This story is provided by MIT Enterprise Forum- Pan Arab Region
Ensuring that a business will work in the Arab region is tough, especially during times of political instability and tension. Yet, to some Lebanese entrepreneurs today, the prospects are more positive than they have ever been.
The Central Bank of Lebanon has guaranteed $400 million for Lebanese banks equity investment in startups, incubators, accelerators and funds, according to the circular. This renders “Lebanon’s sovereign financial risk profile to roughly the same level as San Francisco, New York and London”, tweets Nicolas Sehnaoui, Lebanese Minister of Telecommunications.
During the Oasis 500 bootcamp training for entrepreneurs organized and hosted by Coworking+961, and in partnership with MIT Enterprise Forum Pan Arab, Minister Sehnaoui announced that this guarantee by the Central Bank of Lebanon would produce a promising digital economy in Lebanon.

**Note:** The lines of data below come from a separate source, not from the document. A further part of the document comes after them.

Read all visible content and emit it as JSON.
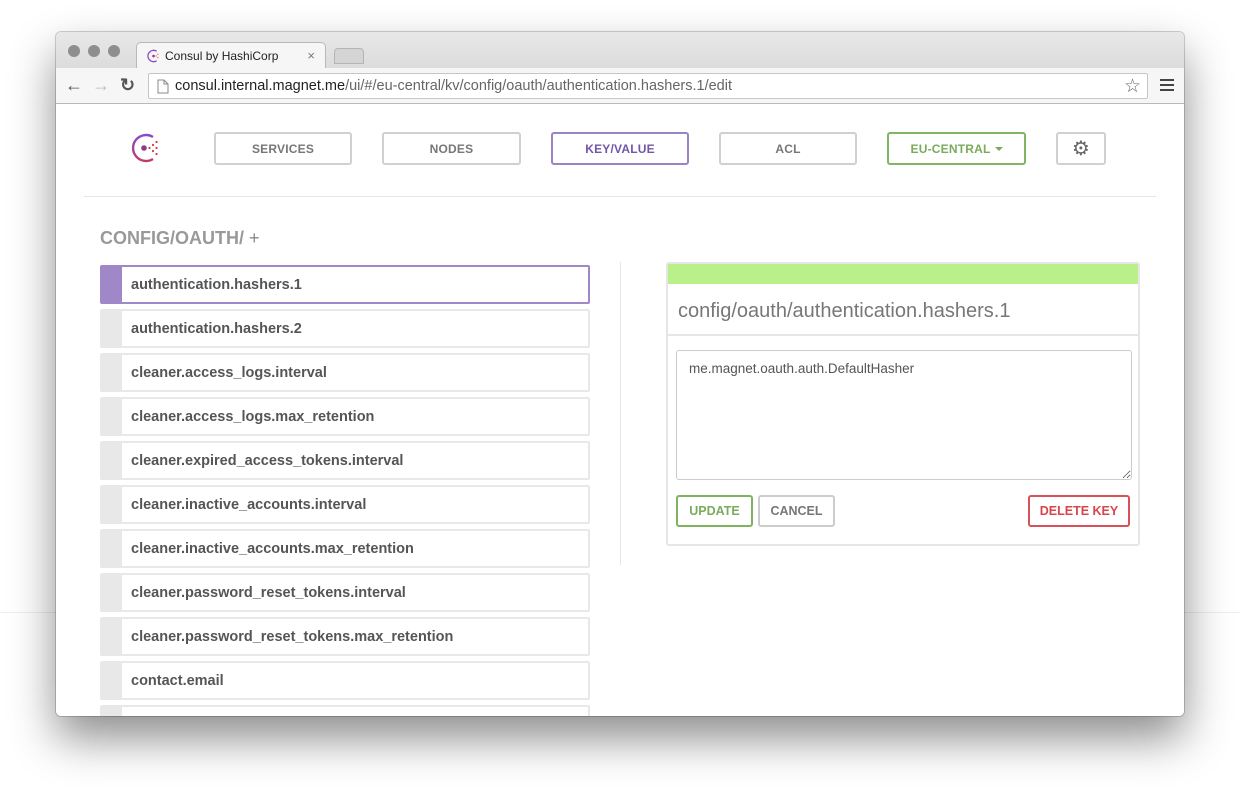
{
  "browser": {
    "tab_title": "Consul by HashiCorp",
    "tab_close": "×",
    "url_host": "consul.internal.magnet.me",
    "url_path": "/ui/#/eu-central/kv/config/oauth/authentication.hashers.1/edit",
    "back_glyph": "←",
    "forward_glyph": "→",
    "reload_glyph": "↻",
    "star_glyph": "☆",
    "page_glyph": "🗋"
  },
  "nav": {
    "items": [
      {
        "label": "SERVICES"
      },
      {
        "label": "NODES"
      },
      {
        "label": "KEY/VALUE"
      },
      {
        "label": "ACL"
      }
    ],
    "datacenter": "EU-CENTRAL",
    "settings_glyph": "⚙",
    "active": "KEY/VALUE"
  },
  "breadcrumb": {
    "path": "CONFIG/OAUTH/",
    "add": "+"
  },
  "keys": [
    {
      "label": "authentication.hashers.1"
    },
    {
      "label": "authentication.hashers.2"
    },
    {
      "label": "cleaner.access_logs.interval"
    },
    {
      "label": "cleaner.access_logs.max_retention"
    },
    {
      "label": "cleaner.expired_access_tokens.interval"
    },
    {
      "label": "cleaner.inactive_accounts.interval"
    },
    {
      "label": "cleaner.inactive_accounts.max_retention"
    },
    {
      "label": "cleaner.password_reset_tokens.interval"
    },
    {
      "label": "cleaner.password_reset_tokens.max_retention"
    },
    {
      "label": "contact.email"
    },
    {
      "label": ""
    }
  ],
  "editor": {
    "title": "config/oauth/authentication.hashers.1",
    "value": "me.magnet.oauth.auth.DefaultHasher",
    "update_label": "UPDATE",
    "cancel_label": "CANCEL",
    "delete_label": "DELETE KEY"
  },
  "colors": {
    "accent_purple": "#a087c8",
    "accent_green": "#7aab5b",
    "status_bar_green": "#baf08a",
    "danger_red": "#d9444d"
  }
}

"This innovative measure will be transformational for the Lebanese start-up scene, and an eye-opener for traditional banks to benefit from new investment opportunities," said Hala Fadel, Chair of the MIT Enterprise Forum Pan Arab
Most incubators, startups and accelerators welcomed the news with elation.
“More VCs and seed funds will be created and attracted into Lebanon,” said Nicolas Rouhana, Executive Director of Berytech, “There will be a growing national entrepreneurial ecosystem endorsed by major public sector umbrella entities.” Rouhana believes that this will attract tech diaspora and reverse migration.
Entrepreneurs with startups may feel encouraged to grow their business and remain in Lebanon. Natasawak, a Lebanese online shopping platform startup, reacted to the news with, “this will influence entrepreneurs like us to stay in Lebanon.”
“Every business has to be protected. This initiative somehow assures sustainability in the country,” said Imad Karam, CEO of Natasawak. Karam and his managing partner stressed that they now feel encouraged to go in the right direction.
Entrepreneurs are not the only ones who feel more secure.
“The fund will build bridges with similar structures to those in Silicon Valley,” said Rouhana.
“If properly managed, this could be the boost needed to take current efforts in the ecosystem one level up,” said Fadi Bizri, Managing Director of Bader Young Entrepreneurs Program.
Andre Chelhot, Head of Interest Rates and FX at the Olayan Group finds that the impact of the fund should raise the level of productivity of the country. He sees it as a potential growth rate, which will invest in the Lebanon's productivity, allowing it to grow faster without creating inflation.
Chelhot feels that this move is positive, as long as the fund is well managed by specialists who can conduct correct studies of startup projects, and have a vast amount of experience in the entrepreneurial field.
The announcement of the fund has created enthusiasm within the entrepreneurial ecosystem.
“This will help in closing our second fund to invest in tech, media, and creative industries,” said Rouhana about incubator Berytech.
“We are looking at the details seriously since Bader is very well positioned to take advantage of this opportunity in more ways than one,” said Bizri referring to startup-supporter Bader.
“We are encouraged to take more risks in very early stage ventures,” added Rouhana, with the additional programs and technical assistance resources that may now be available to support startups.